Early 21st-Century capitalism is clearly veering out of control to only benefit a few and is in dire need of a new model of practice. Shared value capitalism, a new, more moral capitalism, offers the possibility of making capitalism once again benefit the many instead of just the 1%.
The evolution of capitalism
Bill George of the Harvard Business School breaks down capitalism into four historical phases:
Entrepreneurial Capitalism — This early form of capitalism was all about building businesses, and lasted from 1800 to the 1940s. John Jacob Astor is mentioned as the prototypical entrepreneurial capitalist. The problems with the entrepreneurial model of capitalism are that it doesn’t scale well and offers little creation of opportunity beyond the founder.
Managerial Capitalism — In his paper, George highlights Alfred Sloan as the prototype of a managerial capitalist, and notes this technology ad process-focused form of capitalism was prevalent from the 1920s to the 1980s. George points out that managerial capitalism often leads to too many managers and management complacency.
Financial Capitalism — George describes the current era of financial capitalism as all about junk bonds, hedge funds and activist investors all looking out for themselves. He argues this phase of capitalism developed around 1975 and has lasted until now. He points to corporate raider/activist Carl Icahn as the prototype of this self-centered phase of capitalism that enriches the 1% at the expense of the 99%.
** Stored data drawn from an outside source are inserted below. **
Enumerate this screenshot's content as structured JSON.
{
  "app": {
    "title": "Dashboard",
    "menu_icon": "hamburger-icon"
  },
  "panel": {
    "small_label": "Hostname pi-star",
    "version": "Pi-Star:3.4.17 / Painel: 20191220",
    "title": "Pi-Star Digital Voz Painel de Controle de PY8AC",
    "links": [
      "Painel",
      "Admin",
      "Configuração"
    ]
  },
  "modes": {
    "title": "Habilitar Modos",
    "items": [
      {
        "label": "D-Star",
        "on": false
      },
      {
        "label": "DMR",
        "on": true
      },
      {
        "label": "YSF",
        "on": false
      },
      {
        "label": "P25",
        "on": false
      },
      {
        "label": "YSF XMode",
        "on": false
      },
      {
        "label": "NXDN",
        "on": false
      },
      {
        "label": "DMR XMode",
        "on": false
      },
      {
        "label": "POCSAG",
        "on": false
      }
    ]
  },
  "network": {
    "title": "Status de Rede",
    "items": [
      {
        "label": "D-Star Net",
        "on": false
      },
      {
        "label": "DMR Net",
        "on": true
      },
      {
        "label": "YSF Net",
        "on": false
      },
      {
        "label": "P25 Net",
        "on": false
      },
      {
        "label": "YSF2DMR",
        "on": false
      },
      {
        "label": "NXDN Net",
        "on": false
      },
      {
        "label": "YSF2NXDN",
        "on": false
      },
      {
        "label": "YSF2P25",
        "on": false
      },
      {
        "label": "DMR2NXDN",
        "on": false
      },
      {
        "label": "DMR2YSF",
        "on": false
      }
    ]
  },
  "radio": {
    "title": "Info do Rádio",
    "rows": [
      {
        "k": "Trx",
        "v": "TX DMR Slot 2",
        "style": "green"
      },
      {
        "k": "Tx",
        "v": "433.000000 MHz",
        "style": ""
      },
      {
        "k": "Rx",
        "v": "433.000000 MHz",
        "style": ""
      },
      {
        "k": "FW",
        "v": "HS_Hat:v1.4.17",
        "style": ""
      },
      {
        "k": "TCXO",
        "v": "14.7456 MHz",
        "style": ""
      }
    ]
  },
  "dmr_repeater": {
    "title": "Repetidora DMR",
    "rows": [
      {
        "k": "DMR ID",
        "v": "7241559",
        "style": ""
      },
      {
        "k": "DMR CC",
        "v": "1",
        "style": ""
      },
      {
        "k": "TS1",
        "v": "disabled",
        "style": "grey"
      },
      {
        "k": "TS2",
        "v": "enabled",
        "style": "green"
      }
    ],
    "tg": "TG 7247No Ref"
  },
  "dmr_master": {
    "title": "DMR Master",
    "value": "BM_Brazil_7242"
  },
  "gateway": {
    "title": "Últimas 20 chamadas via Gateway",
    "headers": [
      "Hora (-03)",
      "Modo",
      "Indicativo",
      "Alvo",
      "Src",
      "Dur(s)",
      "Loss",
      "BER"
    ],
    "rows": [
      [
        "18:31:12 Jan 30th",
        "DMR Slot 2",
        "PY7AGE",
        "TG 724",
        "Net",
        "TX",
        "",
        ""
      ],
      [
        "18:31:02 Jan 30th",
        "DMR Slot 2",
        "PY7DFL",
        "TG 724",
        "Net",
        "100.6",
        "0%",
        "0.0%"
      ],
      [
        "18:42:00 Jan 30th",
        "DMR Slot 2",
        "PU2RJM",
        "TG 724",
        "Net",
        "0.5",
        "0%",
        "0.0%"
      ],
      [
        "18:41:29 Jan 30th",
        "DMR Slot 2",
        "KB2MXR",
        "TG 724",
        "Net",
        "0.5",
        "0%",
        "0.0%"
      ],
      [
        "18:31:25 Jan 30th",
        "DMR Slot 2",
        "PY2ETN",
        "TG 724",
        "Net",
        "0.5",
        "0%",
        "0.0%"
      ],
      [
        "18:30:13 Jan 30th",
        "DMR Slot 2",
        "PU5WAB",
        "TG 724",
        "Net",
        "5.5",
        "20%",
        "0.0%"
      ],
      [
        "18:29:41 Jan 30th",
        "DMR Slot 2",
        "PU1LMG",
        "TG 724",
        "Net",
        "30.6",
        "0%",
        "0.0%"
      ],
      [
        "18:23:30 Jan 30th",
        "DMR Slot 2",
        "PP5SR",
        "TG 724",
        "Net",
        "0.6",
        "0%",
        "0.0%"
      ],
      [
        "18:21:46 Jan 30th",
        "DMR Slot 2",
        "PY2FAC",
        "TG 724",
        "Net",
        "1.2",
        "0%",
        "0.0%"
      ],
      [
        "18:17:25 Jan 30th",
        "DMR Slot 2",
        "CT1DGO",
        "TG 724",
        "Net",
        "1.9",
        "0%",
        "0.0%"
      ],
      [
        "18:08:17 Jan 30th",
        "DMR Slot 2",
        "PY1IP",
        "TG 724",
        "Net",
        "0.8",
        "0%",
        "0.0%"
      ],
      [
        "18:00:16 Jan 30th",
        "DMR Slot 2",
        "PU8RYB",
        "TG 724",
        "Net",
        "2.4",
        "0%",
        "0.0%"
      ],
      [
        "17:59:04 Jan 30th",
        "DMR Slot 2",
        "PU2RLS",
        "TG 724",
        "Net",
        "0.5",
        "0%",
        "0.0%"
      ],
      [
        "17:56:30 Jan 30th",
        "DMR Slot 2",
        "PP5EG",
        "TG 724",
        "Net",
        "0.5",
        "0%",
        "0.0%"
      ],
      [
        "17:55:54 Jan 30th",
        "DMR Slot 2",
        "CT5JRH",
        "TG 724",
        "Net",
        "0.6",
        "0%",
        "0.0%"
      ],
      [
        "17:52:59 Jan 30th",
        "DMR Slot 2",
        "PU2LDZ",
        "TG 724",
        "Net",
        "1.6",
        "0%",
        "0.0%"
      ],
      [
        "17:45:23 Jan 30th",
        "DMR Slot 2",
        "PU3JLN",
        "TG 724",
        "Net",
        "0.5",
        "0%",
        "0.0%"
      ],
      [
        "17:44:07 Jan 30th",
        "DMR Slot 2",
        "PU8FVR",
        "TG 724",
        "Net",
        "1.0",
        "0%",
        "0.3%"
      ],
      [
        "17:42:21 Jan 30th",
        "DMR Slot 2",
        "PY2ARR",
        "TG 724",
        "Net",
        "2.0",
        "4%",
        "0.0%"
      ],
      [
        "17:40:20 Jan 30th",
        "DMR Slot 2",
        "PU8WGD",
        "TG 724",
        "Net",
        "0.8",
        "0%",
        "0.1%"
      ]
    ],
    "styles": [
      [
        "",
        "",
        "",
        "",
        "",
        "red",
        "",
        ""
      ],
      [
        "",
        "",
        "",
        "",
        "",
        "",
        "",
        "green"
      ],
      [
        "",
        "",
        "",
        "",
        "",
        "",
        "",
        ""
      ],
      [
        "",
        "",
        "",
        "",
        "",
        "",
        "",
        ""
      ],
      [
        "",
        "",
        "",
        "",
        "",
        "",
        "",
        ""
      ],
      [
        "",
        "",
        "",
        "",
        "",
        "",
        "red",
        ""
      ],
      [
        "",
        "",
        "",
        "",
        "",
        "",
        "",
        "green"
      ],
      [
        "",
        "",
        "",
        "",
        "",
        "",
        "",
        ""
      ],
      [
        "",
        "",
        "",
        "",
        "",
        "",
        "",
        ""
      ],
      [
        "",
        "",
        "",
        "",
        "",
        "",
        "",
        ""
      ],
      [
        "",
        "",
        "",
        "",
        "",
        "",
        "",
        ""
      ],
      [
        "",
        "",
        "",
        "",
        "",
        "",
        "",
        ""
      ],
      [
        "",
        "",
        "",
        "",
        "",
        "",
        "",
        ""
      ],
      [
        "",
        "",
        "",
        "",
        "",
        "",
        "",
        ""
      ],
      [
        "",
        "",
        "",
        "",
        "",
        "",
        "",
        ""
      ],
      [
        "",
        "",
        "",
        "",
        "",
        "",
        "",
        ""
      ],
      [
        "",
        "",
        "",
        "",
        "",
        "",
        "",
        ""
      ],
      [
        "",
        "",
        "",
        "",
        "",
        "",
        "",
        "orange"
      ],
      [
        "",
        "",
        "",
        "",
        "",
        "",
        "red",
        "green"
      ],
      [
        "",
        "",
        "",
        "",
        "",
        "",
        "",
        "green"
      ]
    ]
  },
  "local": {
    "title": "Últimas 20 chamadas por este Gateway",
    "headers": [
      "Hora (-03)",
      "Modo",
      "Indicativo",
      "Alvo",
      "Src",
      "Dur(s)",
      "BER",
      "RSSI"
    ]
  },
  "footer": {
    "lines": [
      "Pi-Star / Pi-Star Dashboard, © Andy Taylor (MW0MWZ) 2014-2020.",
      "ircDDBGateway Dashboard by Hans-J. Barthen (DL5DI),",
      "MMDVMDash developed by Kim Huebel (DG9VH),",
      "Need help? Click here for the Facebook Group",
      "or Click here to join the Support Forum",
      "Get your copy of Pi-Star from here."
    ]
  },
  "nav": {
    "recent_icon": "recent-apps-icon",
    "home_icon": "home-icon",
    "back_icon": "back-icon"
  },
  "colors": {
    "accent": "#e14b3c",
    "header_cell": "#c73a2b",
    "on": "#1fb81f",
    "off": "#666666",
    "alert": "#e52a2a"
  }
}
Shared Value Capitalism — The goal of shared value capitalism is to create value for all stakeholders, including clients, customers, employees, owners and investors as well as local governments and communities. Shared value capitalism will be driven by the millenial focus on mission (the idea that work should make the world a better place) and the inexorable trend toward globalization.
More on shared value capitalism
Businesses of all sizes today need to start thinking of themselves as “stakeholders in society”. By doing this, and keeping the focus on people, not profits, corporations can begin to set up a virtuous cycle of innovation with happy employees leading to improved products and customer service, in turn leading to greater customer satisfaction, and therefore increased sales and profits.
The rise in income inequality and wealth inequality over the last decade or two, and the dramatic acceleration of the process since the financial crisis, is clearly symptomatic of the end of financial capitalism. The pendulum has clearly swung too far in favor of the rich, and its time to recreate our versatile economic system in so that everyone shares in the great wealth we are creating as a society.